Once complete, you'll find an Outputs tab that contains values for the components generated by this CloudFormation template. Those values correlate to respective environment variables (listed next to the outputs) you'll set to enable cloud features within Metaflow.

Additional Configuration

Did you choose to enable APIBasicAuth and/or CustomRole and are wondering how they work? Below are some details on what happens when those features are enabled and how to make use of them.

  • APIBasicAuth - In addition to TLS termination, Amazon API Gateway provides the ability to generate an API key that restricts access only to requests that pass that API key in the 'x-api-key' HTTP header. This is useful in that it restricts access to flow information from the general Internet while still allowing remote connectivity to authenticated clients. However, enabling this feature means that you'll need to request the API Key from Amazon API Gateway, as exposing a credential as an output from CloudFormation is a potential security problem. CloudFormation does, however, output the ID of the API Key that correlates to your stack, making is easy to get the key and pass it to Metaflow. Follow one of the two instructions below to get METAFLOW_SERVICE_AUTH_KEY.

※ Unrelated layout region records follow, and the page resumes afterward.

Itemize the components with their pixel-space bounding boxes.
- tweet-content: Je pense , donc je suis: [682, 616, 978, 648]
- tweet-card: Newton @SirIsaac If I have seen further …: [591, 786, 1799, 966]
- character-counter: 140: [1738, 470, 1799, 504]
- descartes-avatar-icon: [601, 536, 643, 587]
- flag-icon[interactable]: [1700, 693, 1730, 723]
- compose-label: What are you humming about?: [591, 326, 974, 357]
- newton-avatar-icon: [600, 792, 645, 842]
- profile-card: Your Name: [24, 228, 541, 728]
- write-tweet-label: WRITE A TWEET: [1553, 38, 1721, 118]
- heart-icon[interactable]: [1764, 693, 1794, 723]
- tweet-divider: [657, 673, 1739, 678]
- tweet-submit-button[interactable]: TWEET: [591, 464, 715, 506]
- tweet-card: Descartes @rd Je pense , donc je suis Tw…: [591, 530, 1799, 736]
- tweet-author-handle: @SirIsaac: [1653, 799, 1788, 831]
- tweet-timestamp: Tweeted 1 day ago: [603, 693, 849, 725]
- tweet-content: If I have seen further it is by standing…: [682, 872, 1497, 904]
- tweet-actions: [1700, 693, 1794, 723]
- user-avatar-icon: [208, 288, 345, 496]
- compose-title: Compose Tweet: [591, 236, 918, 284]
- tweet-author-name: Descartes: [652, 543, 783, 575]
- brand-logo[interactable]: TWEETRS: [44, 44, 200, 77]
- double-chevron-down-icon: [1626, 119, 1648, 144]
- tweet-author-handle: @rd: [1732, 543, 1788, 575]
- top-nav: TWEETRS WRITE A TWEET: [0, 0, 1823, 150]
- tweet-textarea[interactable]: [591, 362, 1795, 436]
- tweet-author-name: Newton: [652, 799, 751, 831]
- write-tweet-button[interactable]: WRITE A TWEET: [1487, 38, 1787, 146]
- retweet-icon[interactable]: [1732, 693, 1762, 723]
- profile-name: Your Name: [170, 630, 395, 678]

    1. From the AWS CLI, run the following: aws apigateway get-api-key --api-key <YOUR_KEY_ID_FROM_CFN> --include-value | grep value

    2. From the AWS Console, navigate to Services and select API Gateway from Networking & Content Delivery (or search for it in the search bar). Click on your API, select API Keys from the left side, select the API that corresponds to your Stack name, and click show next to API Key.

  • CustomRole - This template can create an optional role that can be assumed by users (or applications) that includes limited permissions to only the resources required by Metaflow, including access only to the Amazon S3 bucket, AWS Batch Compute Environment, and Amazon Sagemaker Notebook Instance created by this template. You will, however, need to modify the trust policy for the role to grant access to the principals (users/roles/accounts) who will assume it, and you'll also need to have your users configure an appropriate role-assumption profile. The ARN of the Custom Role can be found in the Output tab of the CloudFormation stack under MetaflowUserRoleArn. To modify the trust policy to allow new principals, follow the directions here. Once you've granted access to the principals of your choice, have your users create a new Profile for the AWS CLI that assumes the role ARN by following the directions here.

Once you have followed all these steps, you can configure your metaflow installation using the outputs from the CloudFormation stack.